痴利是圆性门徒,忙道:师父这话说得好痴非跟痴苦也跟着点头。忽见圆空双目一瞪,道:怎么?出家人,讲的是舍我精神,我不入地狱谁入地狱?难道谁还有贪生之念?痴利被他吼得面红耳赤,几个痴字辈僧人纷纷合十念佛。
圆性老大不高兴,道:师兄,你怎么就是对这妖孽如此偏袒?难道门下弟子就该无谓牺牲不成?圆空道:二师祖是否妖孽之事暂且不谈,只是众生平等,出家人若存了我相、人相之别,又怎能参悟佛法?你们几个回去面壁三个月!痴字三僧忙一起磕头认罪,脸上都是惨痛之色。
圆性老拳一握,正要说话,圆真忙道:两位师兄,方丈师兄说权宜之法时,还说,若是林哀这些年来心生悔意,并不反抗,也不必伤他性命,带回寺里即可。
圆性两手一摊:说来说去,又要我们务必擒拿到手,又要我们好生伺候,好话都被他说尽了!若是抓不到,自然是我们的责任,就怕即使抓到了,还有人说闲话,说是弄伤了他!说着拿眼睛瞪圆空。
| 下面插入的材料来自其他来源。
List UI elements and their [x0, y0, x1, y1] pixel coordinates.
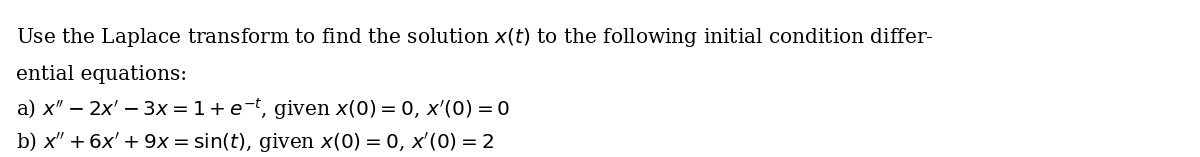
Text: ential equations:: ential equations: — [16, 65, 187, 84]
Text: Use the Laplace transform to find the solution $x(t)$ to the following initial c: Use the Laplace transform to find the so… — [16, 26, 934, 49]
Text: a) $x'' - 2x' - 3x = 1 + e^{-t}$, given $x(0) = 0$, $x'(0) = 0$: a) $x'' - 2x' - 3x = 1 + e^{-t}$, given … — [16, 96, 510, 122]
Text: b) $x'' + 6x' + 9x = \sin(t)$, given $x(0) = 0$, $x'(0) = 2$: b) $x'' + 6x' + 9x = \sin(t)$, given $x(… — [16, 130, 494, 155]
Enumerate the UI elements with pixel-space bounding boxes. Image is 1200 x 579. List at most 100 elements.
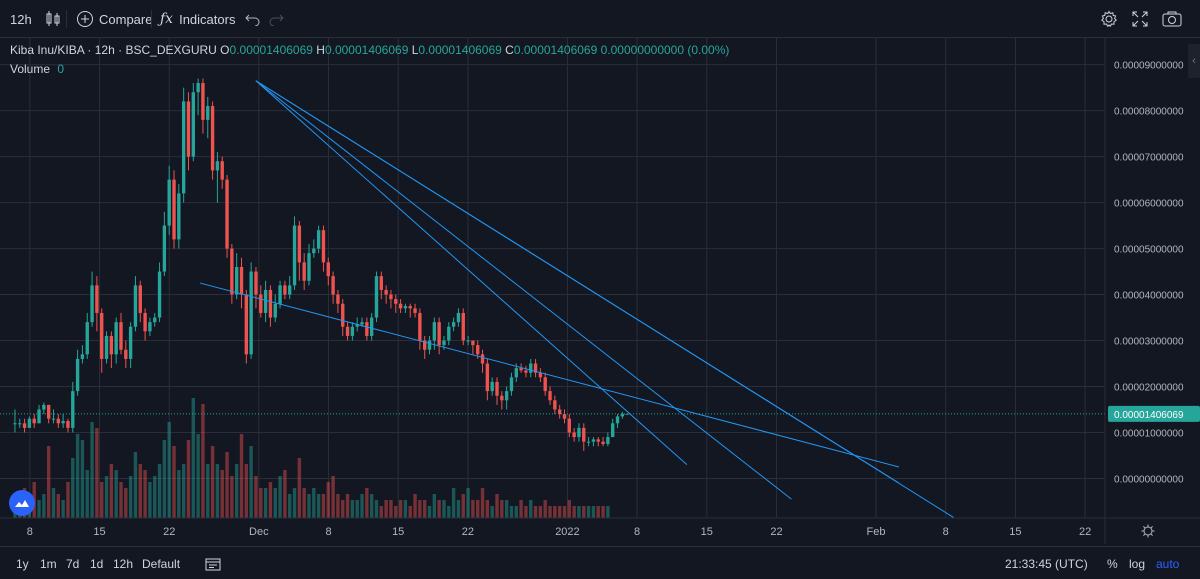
trendline bbox=[255, 80, 900, 484]
candle-body bbox=[225, 179, 229, 249]
candle-body bbox=[533, 363, 538, 373]
compare-button[interactable]: Compare bbox=[76, 0, 152, 38]
candle-body bbox=[504, 391, 509, 401]
volume-bar bbox=[529, 500, 533, 518]
range-1y[interactable]: 1y bbox=[16, 547, 29, 579]
price-tick-label: 0.00007000000 bbox=[1114, 153, 1184, 164]
candle-body bbox=[495, 381, 499, 396]
candle-body bbox=[577, 427, 581, 438]
trendline-drawings[interactable] bbox=[199, 80, 954, 518]
candle-body bbox=[153, 317, 157, 323]
range-12h[interactable]: 12h bbox=[113, 547, 133, 579]
candle-body bbox=[519, 368, 523, 371]
time-tick-label: 8 bbox=[325, 526, 331, 538]
indicators-button[interactable]: ƒx Indicators bbox=[160, 0, 235, 38]
candle-body bbox=[620, 413, 625, 417]
range-default[interactable]: Default bbox=[142, 547, 180, 579]
volume-bar bbox=[577, 506, 581, 518]
candle-body bbox=[437, 322, 441, 346]
chart-type-icon[interactable] bbox=[45, 0, 61, 38]
percent-toggle[interactable]: % bbox=[1107, 547, 1118, 579]
candle-body bbox=[582, 427, 586, 442]
auto-toggle[interactable]: auto bbox=[1156, 547, 1179, 579]
volume-bar bbox=[519, 500, 523, 518]
candle-body bbox=[586, 441, 591, 443]
candle-body bbox=[567, 418, 572, 433]
candle-body bbox=[220, 161, 224, 180]
range-1d[interactable]: 1d bbox=[90, 547, 103, 579]
camera-icon[interactable] bbox=[1162, 0, 1182, 38]
brand-logo-icon[interactable] bbox=[9, 490, 35, 516]
time-tick-label: 2022 bbox=[555, 526, 579, 538]
gear-circle bbox=[1143, 526, 1153, 536]
log-toggle[interactable]: log bbox=[1129, 547, 1145, 579]
interval-button[interactable]: 12h bbox=[10, 0, 32, 38]
candle-body bbox=[514, 368, 518, 378]
volume-bar bbox=[254, 476, 258, 518]
volume-bars bbox=[13, 398, 610, 518]
candle-body bbox=[480, 354, 485, 364]
high-value: 0.00001406069 bbox=[324, 43, 409, 57]
legend-exchange: BSC_DEXGURU bbox=[125, 43, 217, 57]
candle-body bbox=[297, 225, 302, 263]
candle-body bbox=[596, 439, 600, 442]
candle-body bbox=[302, 262, 306, 281]
volume-label[interactable]: Volume bbox=[10, 62, 51, 76]
volume-value: 0 bbox=[57, 62, 65, 76]
volume-bar bbox=[46, 446, 51, 518]
time-axis[interactable]: 8 15 22 Dec 8 15 22 2022 8 15 22 Feb 8 15 22 bbox=[0, 517, 1200, 538]
volume-bar bbox=[389, 500, 393, 518]
price-chart[interactable]: 0.00009000000 0.00008000000 0.00007000000 0… bbox=[0, 38, 1200, 544]
symbol-name[interactable]: Kiba Inu/KIBA bbox=[10, 43, 85, 57]
price-axis[interactable]: 0.00009000000 0.00008000000 0.00007000000 0… bbox=[1104, 38, 1200, 544]
settings-gear-icon[interactable] bbox=[1100, 0, 1118, 38]
undo-icon[interactable] bbox=[245, 0, 261, 38]
volume-bar bbox=[418, 500, 422, 518]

圆空斜看一边,并不理会。
圆真道:不如不如等一下先看看再说圆性道:怎么看?等着看他过来打拳练功?是不是从他练功的动作之中、呼吸吐纳之间就可看出他是否已经心生悔意?嘿,看看再说,真是孩子话!
圆真一向不善争斗,被师兄一吵,顿时红了脸,不再说话。几个痴字小辈知道这位师叔的脾气,都吓得合十闭目装傻。这一下冷了场,谁都不再开口。圆空忽道:我去。如果他真的来了,我出去跟他谈谈,一切便知。
圆性道:这是什么话?好像我逼你去的一样。而且你出去谈,那我们的偷袭可就落空了。圆空摇头道:不然。如果他真的魔性不除,我自会设法引他注意,到时候你们可从后偷袭。
圆性略一思索,心想:这个傻子一向爱出风头,事事与我作对,哼,还不是见师兄让我做了戒律院首座,心生妒忌。那个时候漆黑一片,弓弩刀枪又没长眼睛,伤到你可不关我的事。便道:师兄既然这么说,也好,你放心,一有情况,我们几人立即跟上,以师兄的修为,应该不至于受伤才是。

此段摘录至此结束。